I’ve been reading Through the Lens of the City, NEA Photography Surveys of the 1970s by Mark Rice. A few comments mid-stream.
The NEA survey grants were an outgrowth of a proposal championed by Walter Mondale to commemorate the U.S. bicentennial by commissioning photographers to create a visual documentation of America along the lines of the work done by the FSA in the 1930s. That initiative died of politics, but the National Endowment for the Arts picked up the ball themselves and established the survey program that ran for several years.
In all of this, there were lots of arguments about what kind of documentary photography was desired. The work done by Walker Evans and Dorothea Lange–and many others–were recognized as the paradigm, but perhaps for the wrong reasons, or as the result of misunderstandings. Lange produced iconic images that sought to ennoble the poor farmers she photographed. And Evans was attracted to the humble vernacular structures of the south. His intellectual clarity transcended the nostalgic nature of the subject matter, and his evenhanded visual discipline provided a way to show places, things, and people which would otherwise remain invisible. Both Lange and Evans–as different from each other as they were–defined a new hybrid kind of photography that was both document and art.
The America the FSA photographers presented was a narrow view of society, intentionally of course, as part of the mandate of the Farm Security Administration. What the bicentennial project envisioned was something more ambitious, but nevertheless rooted in the FSA style of documentation, and preferably directed by someone with the strong vision of the FSA’s Roy Stryker. When the NEA took over the idea, they set up a more diverse and geographically dispersed structure. Hence there were survey projects scattered all over the United States, and unlike the rural based FSA photography, most were focused on urban areas.

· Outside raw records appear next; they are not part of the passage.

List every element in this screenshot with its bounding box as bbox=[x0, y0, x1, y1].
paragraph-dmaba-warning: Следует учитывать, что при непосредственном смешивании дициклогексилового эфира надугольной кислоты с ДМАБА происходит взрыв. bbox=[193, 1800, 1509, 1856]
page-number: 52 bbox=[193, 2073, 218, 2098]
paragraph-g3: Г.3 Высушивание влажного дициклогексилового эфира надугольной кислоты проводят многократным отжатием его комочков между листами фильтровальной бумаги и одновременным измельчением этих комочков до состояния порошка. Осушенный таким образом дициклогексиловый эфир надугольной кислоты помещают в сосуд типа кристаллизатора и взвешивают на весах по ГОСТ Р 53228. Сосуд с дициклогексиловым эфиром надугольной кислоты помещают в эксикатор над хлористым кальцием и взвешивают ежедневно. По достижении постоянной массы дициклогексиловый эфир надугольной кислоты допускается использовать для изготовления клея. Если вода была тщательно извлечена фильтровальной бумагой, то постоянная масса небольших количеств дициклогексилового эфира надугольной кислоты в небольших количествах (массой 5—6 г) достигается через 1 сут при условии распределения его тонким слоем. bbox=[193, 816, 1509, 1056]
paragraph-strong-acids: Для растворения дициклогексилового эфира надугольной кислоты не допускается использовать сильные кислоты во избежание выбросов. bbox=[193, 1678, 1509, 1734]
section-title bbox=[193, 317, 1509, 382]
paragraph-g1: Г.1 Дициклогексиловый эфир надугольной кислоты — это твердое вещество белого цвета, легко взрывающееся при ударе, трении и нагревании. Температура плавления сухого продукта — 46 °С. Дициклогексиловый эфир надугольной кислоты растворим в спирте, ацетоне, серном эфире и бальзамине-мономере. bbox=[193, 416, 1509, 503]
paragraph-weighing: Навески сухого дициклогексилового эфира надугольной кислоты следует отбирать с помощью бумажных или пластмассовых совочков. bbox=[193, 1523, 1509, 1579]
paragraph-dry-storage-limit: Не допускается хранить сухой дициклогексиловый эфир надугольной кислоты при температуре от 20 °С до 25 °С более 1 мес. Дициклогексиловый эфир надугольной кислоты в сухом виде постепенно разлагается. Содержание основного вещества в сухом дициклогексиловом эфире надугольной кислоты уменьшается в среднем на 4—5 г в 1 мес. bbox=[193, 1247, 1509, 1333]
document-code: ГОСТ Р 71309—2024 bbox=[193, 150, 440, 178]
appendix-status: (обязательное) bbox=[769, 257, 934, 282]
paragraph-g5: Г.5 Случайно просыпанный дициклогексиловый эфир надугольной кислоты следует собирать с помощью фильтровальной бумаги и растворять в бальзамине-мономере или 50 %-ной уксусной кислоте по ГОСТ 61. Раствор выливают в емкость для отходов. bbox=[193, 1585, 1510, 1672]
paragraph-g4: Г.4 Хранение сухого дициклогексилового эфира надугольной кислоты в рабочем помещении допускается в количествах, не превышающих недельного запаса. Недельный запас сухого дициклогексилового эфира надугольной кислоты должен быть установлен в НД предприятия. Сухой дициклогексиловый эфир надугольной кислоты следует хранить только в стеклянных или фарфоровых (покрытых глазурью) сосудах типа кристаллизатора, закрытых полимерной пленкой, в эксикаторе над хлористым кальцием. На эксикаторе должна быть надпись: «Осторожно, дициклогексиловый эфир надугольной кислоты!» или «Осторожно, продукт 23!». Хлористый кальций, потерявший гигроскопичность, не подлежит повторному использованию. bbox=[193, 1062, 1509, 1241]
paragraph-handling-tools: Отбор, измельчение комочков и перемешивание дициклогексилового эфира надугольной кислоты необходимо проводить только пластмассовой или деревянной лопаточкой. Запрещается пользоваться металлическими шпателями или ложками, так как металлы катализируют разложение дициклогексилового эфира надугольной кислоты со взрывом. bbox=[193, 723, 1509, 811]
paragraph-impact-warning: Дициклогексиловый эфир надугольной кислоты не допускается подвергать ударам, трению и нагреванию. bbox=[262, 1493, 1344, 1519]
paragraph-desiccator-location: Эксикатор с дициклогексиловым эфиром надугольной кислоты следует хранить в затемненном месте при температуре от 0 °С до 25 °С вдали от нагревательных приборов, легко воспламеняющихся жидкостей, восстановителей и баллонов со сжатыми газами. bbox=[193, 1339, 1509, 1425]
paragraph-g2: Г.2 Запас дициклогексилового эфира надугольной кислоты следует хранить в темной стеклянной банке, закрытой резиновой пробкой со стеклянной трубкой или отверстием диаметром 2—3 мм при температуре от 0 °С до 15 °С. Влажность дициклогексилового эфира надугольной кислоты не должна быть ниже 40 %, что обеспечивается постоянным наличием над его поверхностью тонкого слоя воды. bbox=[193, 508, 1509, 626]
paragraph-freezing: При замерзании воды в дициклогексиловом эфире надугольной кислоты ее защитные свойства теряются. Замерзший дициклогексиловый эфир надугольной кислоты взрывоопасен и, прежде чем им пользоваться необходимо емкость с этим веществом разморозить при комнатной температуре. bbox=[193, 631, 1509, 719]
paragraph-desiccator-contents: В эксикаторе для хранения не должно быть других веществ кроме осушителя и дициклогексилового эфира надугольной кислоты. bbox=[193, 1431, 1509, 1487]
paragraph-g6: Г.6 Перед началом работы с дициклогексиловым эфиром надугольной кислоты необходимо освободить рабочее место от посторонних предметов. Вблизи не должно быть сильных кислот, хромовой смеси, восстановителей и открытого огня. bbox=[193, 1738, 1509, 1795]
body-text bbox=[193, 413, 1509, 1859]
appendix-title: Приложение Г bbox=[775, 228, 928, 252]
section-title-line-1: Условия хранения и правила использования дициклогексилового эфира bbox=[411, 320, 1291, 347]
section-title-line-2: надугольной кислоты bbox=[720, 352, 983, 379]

By the time I was asked to participate in the Lower Manhattan project, the survey program had just about run its course. I had just completed photographing the Lower East Side with collaborator Ed Fausty, so naturally I–we–jumped at the chance to extend the project further. I don’t think we ever had a sense of what the bigger context was, that this was one of dozens of similar survey projects in other communities. In the end, ours was a failed project. There was no book or catalog, only an exhibition in Federal Hall on Wall Street that was not critically reviewed. As far as I know none of the work was placed in an archive for future research or perusal.
The work Ed and I did together or separately ended it up in boxes. It’s clear, however, in putting together the series of images for WTC, my book about the World Trade Center, that we were onto something.